Le Café des colonies - Par Quella-Guyot et Morice - Editions Petit à petit

5 janvier 2011 0 commentaire
  • Avec cet album, es éditions Petit à petit signent une belle adaptation d'une nouvelle de Maupassant. Une manière élégante et subtile de pointer les ravages d'un racisme très ordinaire.

Depuis quelques années, le monde de la BD s’investit activement dans des adaptations de littérature classique, de grands textes littéraires voire de films célèbres. Le succès de ce qui fait figure aujourd’hui de genre à part entière a donné le meilleur comme le pire ! Si la plupart des éditeurs disposent aujourd’hui d’une collection spécifique, l’honnêteté oblige à reconnaître qu’ils étaient peu nombreux au départ de cette aventure éditoriale... Parmi eux, les éditions Petit à Petit.

Cet éditeur propose une collection d’albums soignés reprenant des textes pas forcément connus mais toujours dignes d’intérêt.

Avec Le Café des colonies, c’est une approche originale du racisme quotidien et ordinaire qui nous est proposée à travers l’adaptation d’une nouvelle de Guy de Maupassant.

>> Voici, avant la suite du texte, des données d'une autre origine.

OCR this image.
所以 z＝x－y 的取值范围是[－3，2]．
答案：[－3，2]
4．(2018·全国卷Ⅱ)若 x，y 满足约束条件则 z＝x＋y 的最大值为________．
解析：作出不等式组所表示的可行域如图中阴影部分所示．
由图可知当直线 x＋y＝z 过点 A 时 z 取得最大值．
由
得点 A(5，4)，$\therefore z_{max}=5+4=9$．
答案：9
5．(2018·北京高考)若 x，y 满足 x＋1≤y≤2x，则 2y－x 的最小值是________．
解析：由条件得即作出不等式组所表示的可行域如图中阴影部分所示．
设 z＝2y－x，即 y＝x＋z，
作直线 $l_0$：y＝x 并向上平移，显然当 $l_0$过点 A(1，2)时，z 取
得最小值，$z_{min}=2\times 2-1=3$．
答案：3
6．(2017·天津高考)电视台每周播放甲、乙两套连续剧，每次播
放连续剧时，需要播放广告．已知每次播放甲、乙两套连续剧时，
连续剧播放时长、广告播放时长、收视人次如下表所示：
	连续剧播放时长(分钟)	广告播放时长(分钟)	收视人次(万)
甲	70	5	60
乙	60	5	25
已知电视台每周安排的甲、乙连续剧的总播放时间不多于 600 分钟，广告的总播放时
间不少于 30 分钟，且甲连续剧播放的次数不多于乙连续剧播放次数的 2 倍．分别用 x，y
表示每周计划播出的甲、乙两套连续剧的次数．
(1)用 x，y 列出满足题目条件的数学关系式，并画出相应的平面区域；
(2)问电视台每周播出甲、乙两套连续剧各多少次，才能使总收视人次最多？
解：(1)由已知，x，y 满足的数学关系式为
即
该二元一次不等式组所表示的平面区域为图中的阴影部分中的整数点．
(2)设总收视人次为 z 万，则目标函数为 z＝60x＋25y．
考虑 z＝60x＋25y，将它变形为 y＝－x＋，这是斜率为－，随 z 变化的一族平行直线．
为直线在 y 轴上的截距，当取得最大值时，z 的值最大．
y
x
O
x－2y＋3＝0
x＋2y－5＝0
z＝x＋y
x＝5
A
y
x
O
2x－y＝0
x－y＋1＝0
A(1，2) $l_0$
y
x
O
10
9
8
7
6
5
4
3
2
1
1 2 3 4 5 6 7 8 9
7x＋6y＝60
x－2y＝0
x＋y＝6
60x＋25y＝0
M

C’est l’impossible idylle entre une jeune femme noire et un homme issu du terroir normand qui nous sert de toile de fond à cette histoire. L’action se déroule dans la région du Havre où un jeune soldat tombe amoureux de la serveuse noire du Café des colonies. Désireux de s’épouser, les deux amoureux vont se trouver confrontés aux préjugés les plus rudes, les plus stupides de leur époque ("C’est quand même pas très rassurant, tous ces nègres" ; "c’est dommage qu’elle soit si noire !"...). Ceux-ci seront traduits par les proches des deux amants notamment les parents du jeune homme. Les propos, préjugés et idées reçues, en raison de l’ancienneté du texte de référence, sont ici exprimés sans vergogne, sans honte et contribuent à l’issue de cette histoire simple mais profondément réaliste.

Si le récit original est dû au célèbre écrivain du XIXe siècle, tout le talent de l’infatigable Didier Quella Guyot assure à cette histoire une belle fluidité et une lecture agréable. Le rédacteur du site l@bd n’en est pas à son coup d’essai. Auteur de nombreux scénarios originaux, il a déjà eu l’occasion d’approcher le genre notamment à travers d’autres adaptations aux éditions Proust.

Le jeune dessinateur Sébastien Morice s’acquitte fort bien de l’illustration de la nouvelle par une belle maîtrise des couleurs qui sert admirablement un graphisme fluide et élégant. L’ambiance de la ruralité de cette fin de XIXe siècle est reproduit avec une belle efficacité.

Un album dont l’actualité nous est hélas rappelée trop souvent à travers certains discours ou faits divers. A lire en complément de la Vénus noire d’Abdellatif et Pennelle parue récemment chez Emmanuel Proust.